To start, I’d like to say, dear toe, I’m going to appreciate you. For one, thanks for holding me up even though you look funny. You, toe, are quite good enough as you are; mostly functional, a bit unusual, always there when I need you. You neither need to attempt great toe feats that really should be performed by the whole foot in order to buy love, nor throw yourself into the service of other hurt toes to feel worthy of your own resource consuming existence. It’s great to serve others, toe, but not if serving others is about filling the missing toenail space in your own toe-ness. That’s codependent not toe-contentment. And self-sacrificing for the fulfillment of self doesn’t really work out well if that’s the deeper motivation. We have to give to give, in the end.

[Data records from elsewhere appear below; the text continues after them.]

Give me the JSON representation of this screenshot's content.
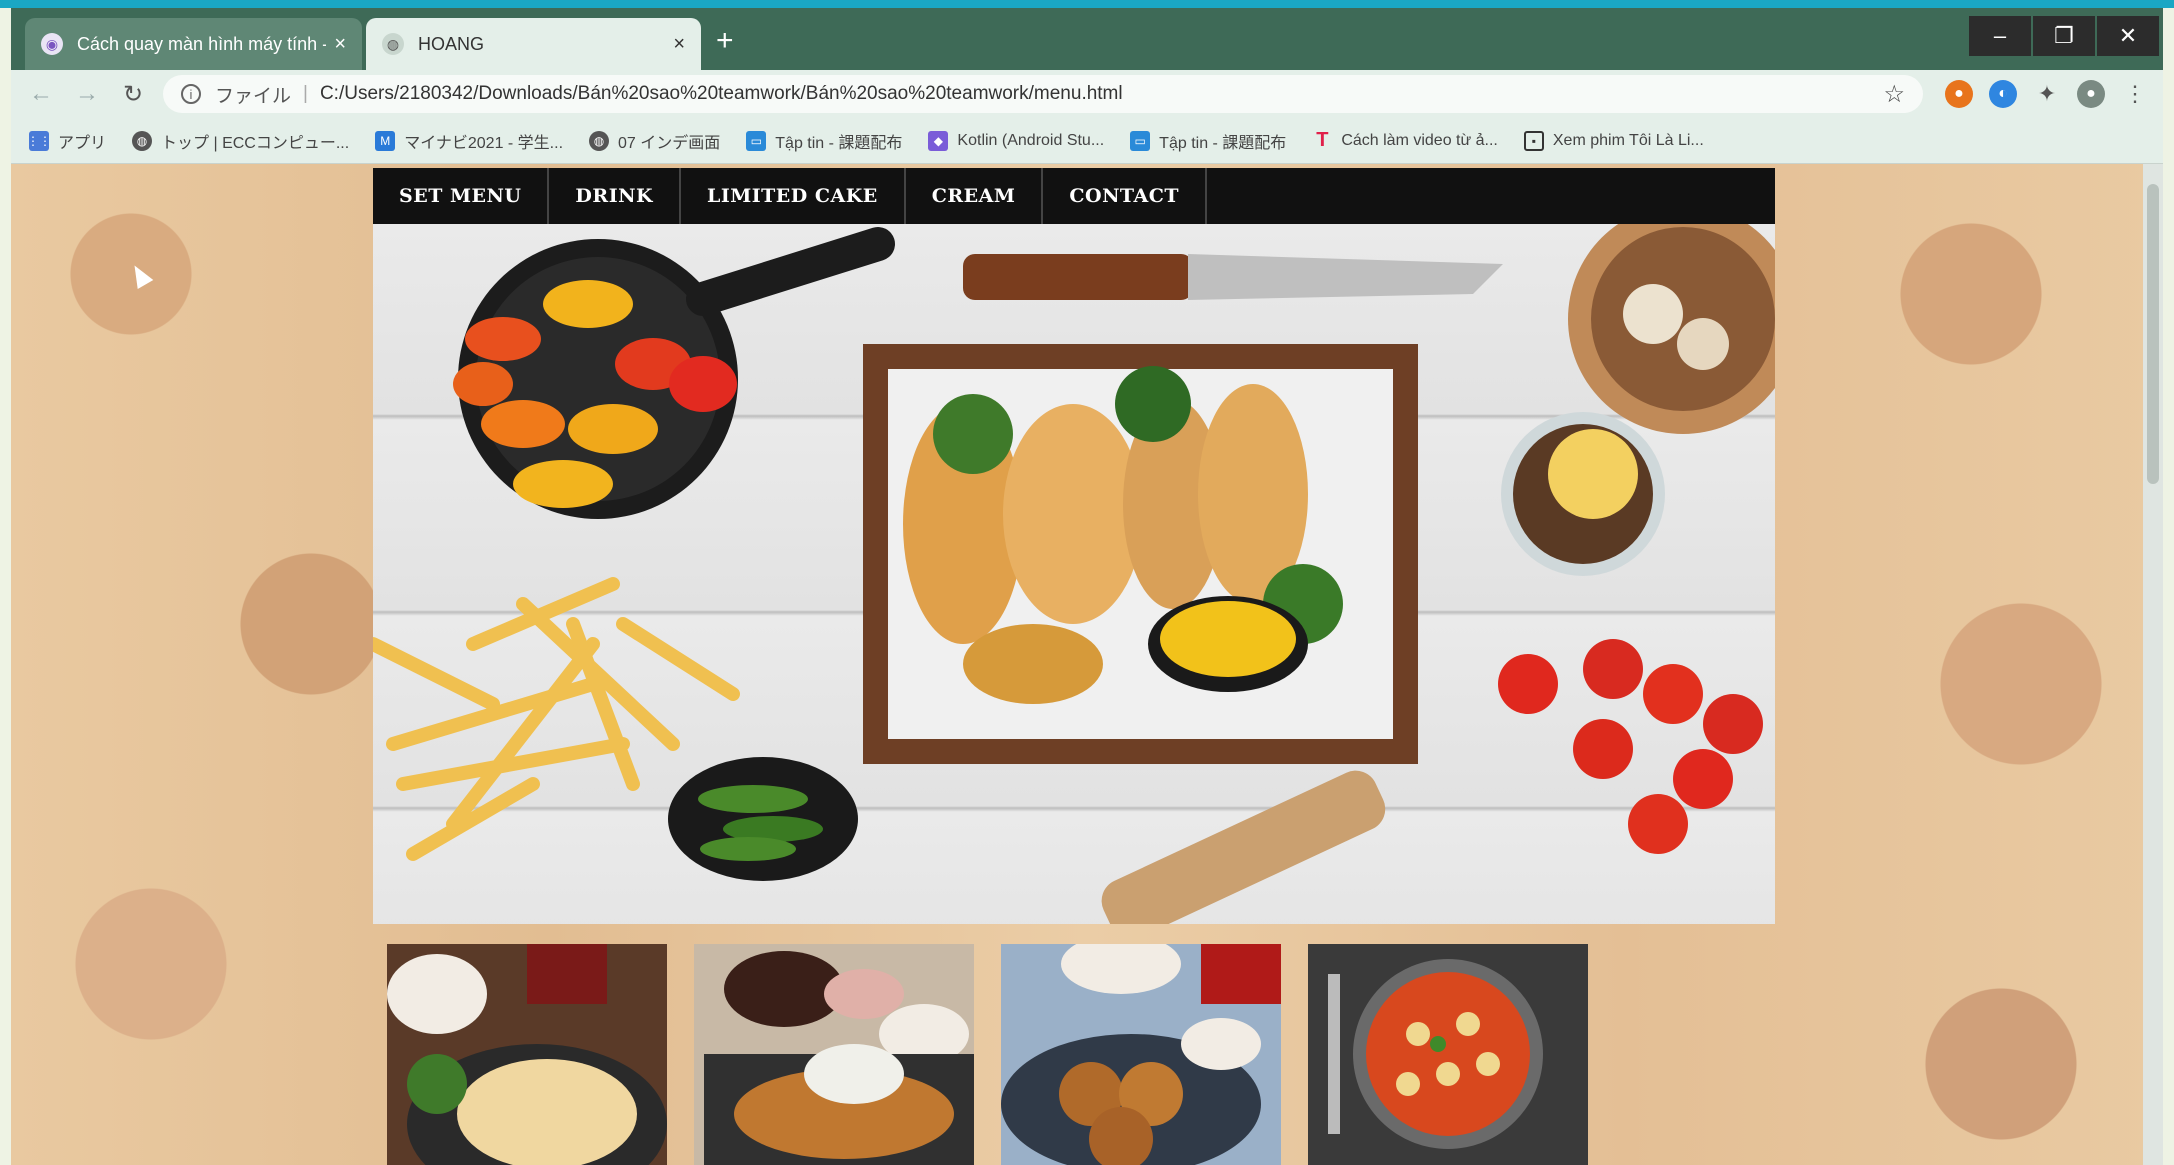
{
  "browser": {
    "tabs": [
      {
        "title": "Cách quay màn hình máy tính - ("
      },
      {
        "title": "HOANG"
      }
    ],
    "new_tab_symbol": "+",
    "tab_close_symbol": "×",
    "window_controls": {
      "minimize": "–",
      "restore": "❐",
      "close": "✕"
    },
    "nav": {
      "back": "←",
      "forward": "→",
      "reload": "↻"
    },
    "address": {
      "scheme_label": "ファイル",
      "separator": "|",
      "url": "C:/Users/2180342/Downloads/Bán%20sao%20teamwork/Bán%20sao%20teamwork/menu.html",
      "star": "☆"
    },
    "bookmarks": [
      {
        "label": "アプリ",
        "icon": "apps-grid-icon",
        "color": "#4a7bd8"
      },
      {
        "label": "トップ | ECCコンピュー...",
        "icon": "globe-icon",
        "color": "#555555"
      },
      {
        "label": "マイナビ2021 - 学生...",
        "icon": "mynavi-icon",
        "color": "#2a7ad8"
      },
      {
        "label": "07 インデ画面",
        "icon": "globe-icon",
        "color": "#555555"
      },
      {
        "label": "Tập tin - 課題配布",
        "icon": "classroom-icon",
        "color": "#2a8ad8"
      },
      {
        "label": "Kotlin (Android Stu...",
        "icon": "kotlin-icon",
        "color": "#7a5cd8"
      },
      {
        "label": "Tập tin - 課題配布",
        "icon": "classroom-icon",
        "color": "#2a8ad8"
      },
      {
        "label": "Cách làm video từ ả...",
        "icon": "t-logo-icon",
        "color": "#e0204a"
      },
      {
        "label": "Xem phim Tôi Là Li...",
        "icon": "tv-icon",
        "color": "#333333"
      }
    ]
  },
  "site": {
    "nav": [
      {
        "label": "SET MENU"
      },
      {
        "label": "DRINK"
      },
      {
        "label": "LIMITED CAKE"
      },
      {
        "label": "CREAM"
      },
      {
        "label": "CONTACT"
      }
    ],
    "hero_image": "food-flatlay-image",
    "thumbnails": [
      "fried-chicken-dish-image",
      "tonkatsu-set-image",
      "croquette-set-image",
      "gnocchi-pan-image"
    ]
  }
}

Also toe, you deserve a good shoe, a healthy boundary, between you and the tarmac, between you and the much harder feet of larger mammals. (Take a look at yourself, really.) And you needn’t feel guilty for establishing your position strongly within that foot protecting device. If you don’t so establish yourself, no one else will, and you may find yourself too regularly stubbed on rocks when you go wandering “into the wild” unprotected, or, more likely, squashed and trodden on by others who don’t respect your naked toe-ness. A hurt toe can lose its authentic pinkness and even drag the whole foot down, and that would be a sad loss for all toe-kind.
And you know, here’s a difficult truth. Sometimes, for one reason or another, some of you toes find it difficult to retain your best visions of yourselves when others around you don’t reflect that bright vision back. This is a pain that isn’t only felt by toes. Not everyone loves us all the time. And if we do tend to need that external validation a little too much, being confronted with un-love can leave us struggling to value and love ourselves.
This is a hard, blister inducing, reality. And some cope better than others.
But cope we must. Leave these rubbing spots un-tended and the wounds that result can put the whole foot out of action. Another sad loss for toe-kind. The answer is a safe space for introspection and growth. Growth, either in terms of establishing a more resilient sense of toe-worth, or, in terms of making changes where they are called for. Stop the press, self-acceptance doesn’t always mean we’ve got everything right. We can embrace growth and self acceptance at the same time. After that, yes, maybe some nail polish and a bit of fancy foot work on the dance floor. Sure.
Most of all, toe, I want to say you are great, just by being a toe. And by helping other toes to function as toes by hanging around splendidly with your slightly funny nail. And by being attached to a funny, skinny leg that is attached to a funny body that holds up a funny head that sometimes, but no longer, doesn’t appreciate the great contributions of small things like toes and seeks its fulfillment in other less fruitful ways.
Enough, toe, you are doing well enough.
If you climb the highest peaks, wonderful, if you stay home, fine. The inside is what counts. Toe-contentment, it’s where it all begins.